OroBatchBundle

OroBatchBundle adds AkeneoBatchBundle to Oro applications and enables batch architecture usage for data processing.

Components

BufferedIdentityQueryResultIterator

Iterates the results of the query.

Allows iterating large query results without the risk of getting out of memory error.
Allows iterating through the changing dataset
Ensures that the initial query result will be constant during pagination; this allows modifying or deleting rows included in the dataset.

Preloading of unique row identifiers fixes the query dataset. The iterator uses IdentityIterationStrategyInterface to modify the original query.

First, it detects unique result row identifiers and stores them. Then, it paginates through the array of stored identifiers by batches and limits the origin query with the current batch set of IDs.

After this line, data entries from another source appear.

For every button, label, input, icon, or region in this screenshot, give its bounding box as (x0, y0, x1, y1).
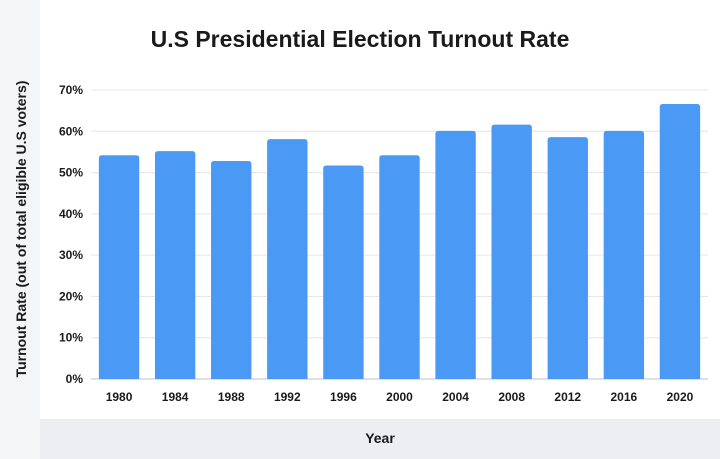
x-tick-label: 2004 (442, 390, 469, 404)
chart-title: U.S Presidential Election Turnout Rate (150, 26, 570, 52)
y-tick-label: 20% (59, 289, 83, 303)
bar-2020 (659, 104, 701, 379)
bar-2008 (491, 124, 532, 380)
y-tick-label: 30% (59, 248, 83, 262)
y-tick-label: 10% (59, 331, 83, 345)
bar-1996 (323, 165, 364, 379)
x-tick-label: 1984 (162, 390, 189, 404)
x-axis-label: Year (365, 430, 395, 446)
x-tick-label: 1992 (274, 390, 301, 404)
y-tick-label: 60% (59, 124, 83, 138)
x-axis-band (40, 419, 720, 459)
x-tick-label: 2008 (498, 390, 525, 404)
bar-2000 (379, 155, 420, 379)
bar-1980 (98, 155, 140, 379)
bar-2012 (547, 137, 588, 379)
bar-2004 (435, 130, 476, 379)
bar-1988 (211, 161, 252, 379)
x-tick-label: 2020 (667, 390, 694, 404)
x-tick-label: 2016 (611, 390, 638, 404)
y-tick-label: 50% (59, 166, 83, 180)
bar-1992 (267, 139, 308, 379)
bar-2016 (603, 130, 645, 379)
x-tick-label: 1980 (106, 390, 133, 404)
x-tick-label: 1988 (218, 390, 245, 404)
x-tick-label: 2000 (386, 390, 413, 404)
left-margin-band (0, 0, 40, 459)
y-tick-label: 0% (66, 372, 84, 386)
y-tick-label: 40% (59, 207, 83, 221)
x-tick-label: 2012 (554, 390, 581, 404)
y-tick-label: 70% (59, 83, 83, 97)
x-tick-label: 1996 (330, 390, 357, 404)
bar-1984 (154, 151, 196, 379)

By default, SelectIdentifierWalker SQL walker is used to detect the entity single identity field. These identifiers are fetched and hydrated by IdentifierHydrator to an array of integers in memory. 1,5 million rows in a query will require approximately 80MB of memory to store keys.

LimitIdentifierWalker SQL walker is used to add the ‘Where In (identifiers)’ clause to a query and fetch a batch of a query result.

In case if OneToMany/ManyToMany joins, the iterator will iterate root entities. The count method will return several root entities (unique IDs). In this case, the actual number of rows fetched in one batch can vary depending on the number of joined rows corresponding to the given ID. If Order By is used on a joined field, the actual joined field order could be different while the Root Entities order stays consistent.

Hydrating the query result to an entity object with joined ToMany relations will level above problems. This works well for queries with an entity with a single identifier.

In complex cases, you can implement IdentityIterationStrategyInterface interface with custom Iteration Strategy. Custom Iteration Strategy can be set to an iterator with the setIterationStrategy() method before the query is executed (iteration is started).